In the EU, new rules under the Medical Devices Regulation and In Vitro Diagnostic Regulation are intended to address long-standing concerns about delays, inconsistent assessments and uncertainty over costs. Standardised timelines for conformity assessments and clearer requirements for notified bodies are designed to make the approval process more predictable for manufacturers. Amendments to the EU Artificial Intelligence Act will give manufacturers until August 2028 to meet requirements for high-risk Artificial Intelligence systems. However, companies developing Artificial Intelligence-enabled medical devices will still face overlapping compliance obligations under both the Artificial Intelligence Act and MDR/IVDR frameworks.

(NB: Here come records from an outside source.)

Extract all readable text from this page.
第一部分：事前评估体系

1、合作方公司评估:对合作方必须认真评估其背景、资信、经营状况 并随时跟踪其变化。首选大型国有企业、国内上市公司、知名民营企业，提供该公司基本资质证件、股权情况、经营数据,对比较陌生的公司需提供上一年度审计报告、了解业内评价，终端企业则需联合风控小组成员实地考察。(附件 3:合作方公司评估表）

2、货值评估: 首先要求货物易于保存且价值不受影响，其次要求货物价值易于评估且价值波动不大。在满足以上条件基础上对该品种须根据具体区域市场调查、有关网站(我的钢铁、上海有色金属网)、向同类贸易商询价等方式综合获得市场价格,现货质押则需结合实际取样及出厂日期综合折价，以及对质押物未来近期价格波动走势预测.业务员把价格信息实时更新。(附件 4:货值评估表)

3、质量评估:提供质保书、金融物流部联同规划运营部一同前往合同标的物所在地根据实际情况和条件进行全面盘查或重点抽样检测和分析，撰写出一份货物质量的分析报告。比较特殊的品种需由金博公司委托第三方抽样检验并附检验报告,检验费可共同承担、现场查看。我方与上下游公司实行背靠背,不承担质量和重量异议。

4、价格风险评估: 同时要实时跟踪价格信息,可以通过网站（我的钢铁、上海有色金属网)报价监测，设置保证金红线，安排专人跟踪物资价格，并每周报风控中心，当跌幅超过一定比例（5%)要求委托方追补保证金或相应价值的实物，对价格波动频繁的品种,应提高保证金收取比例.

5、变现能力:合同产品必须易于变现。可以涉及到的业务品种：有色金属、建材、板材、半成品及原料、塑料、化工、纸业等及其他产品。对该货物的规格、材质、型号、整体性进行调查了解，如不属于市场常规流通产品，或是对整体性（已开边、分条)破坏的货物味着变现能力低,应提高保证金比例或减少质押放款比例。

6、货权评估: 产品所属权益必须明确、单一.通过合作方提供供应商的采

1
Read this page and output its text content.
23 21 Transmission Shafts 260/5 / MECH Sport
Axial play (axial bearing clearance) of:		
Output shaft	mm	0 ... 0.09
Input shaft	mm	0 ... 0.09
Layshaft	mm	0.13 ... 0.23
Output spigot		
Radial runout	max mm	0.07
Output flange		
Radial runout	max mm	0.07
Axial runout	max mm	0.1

In the UK, draft legislation published in 2026 sets out a major overhaul of the medical devices regime through a new standalone framework aligned with international standards. The proposals include stronger safety and documentation requirements, updated classification systems, and the introduction of unique device identifiers. Together, those measures are meant to modernise the regime and create a clearer structure for device regulation.
The UK proposals also include an international reliance pathway, allowing regulators to draw on approvals from trusted countries such as the US, Canada and Australia to support faster market access. Industry has welcomed that route as a practical way to reduce duplication and speed access to new technologies. Across both markets, the reforms reflect a more pragmatic regulatory posture focused on reducing bottlenecks, supporting innovation and preserving patient safety.